At Wembley Arena, China’s domination of the badminton continued, as world number three Li Xuerui surprised her compatriot and world number one, Wang Yihan to win the women’s singles final in three sets. Indonesia’s Saina Nehwal triumphed in the bronze medal match in straight sets against Wang Xin to prevent an all-Chinese podium. It was the same story in the women’s doubles, where Tian Qing and Zhao Yunlei defeated Japanese duo Mizuki Fujii and Reika Kakiiwa in straight sets to further boost China’s badminton medal tally.
Italian shooter Jessica Rossi took the women’s trap by storm, registering a new world record of 75 in the qualification round, and then hitting 99 out of a maximum 100 targets in the final to set another one. A tie-break was needed to separate three other shooters for the other two medal positions, with Czech Zuzana Stefecekova and France’s Delphine Racinet eventually taking silver and bronze respectively.
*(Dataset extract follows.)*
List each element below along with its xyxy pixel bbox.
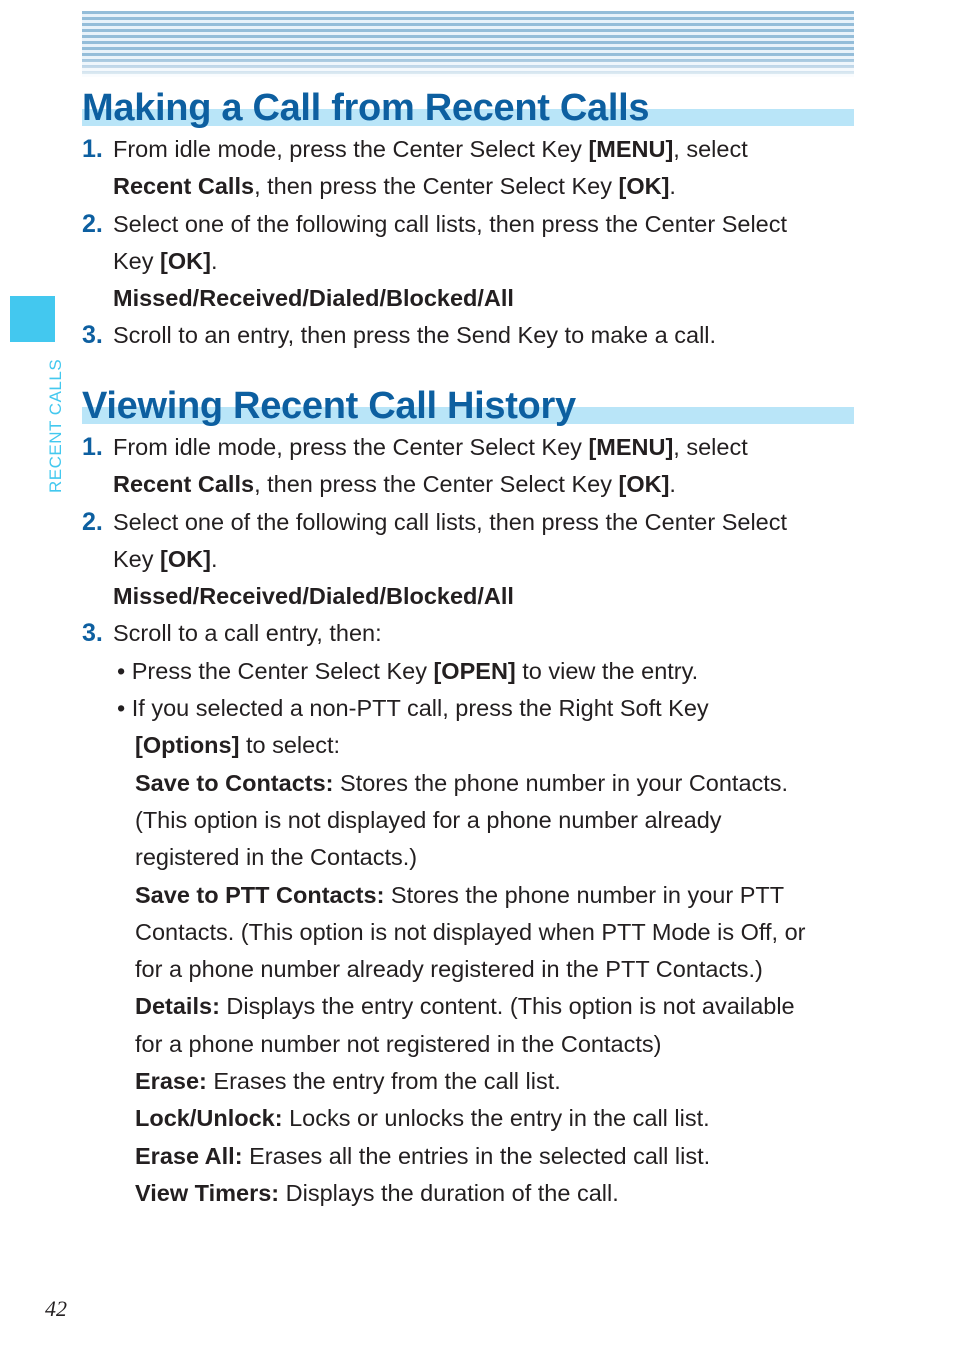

Meanwhile, in the final of the women’s 50m rifle three positions, the USA’s Jamie Lynn Gray took gold with a score of 691.9, a new Olympic record.
At the North Greenwich Arena, Canada’s Rosannagh MacLennan put on a brilliant display in the women’s trampoline to take the gold ahead of Chinese pair Shanshan Huang and Wenna He who took silver and gold respectively.
Still at the ExCeL, China’s Li Na, Sun Yujie, Xu Anqi and Luo Xiaojuan fenced their way to gold in the women’s team épée final, with an emphatic 39-25 victory over South Korea, while the USA edged a 31-30 thriller against Russia to take the bronze.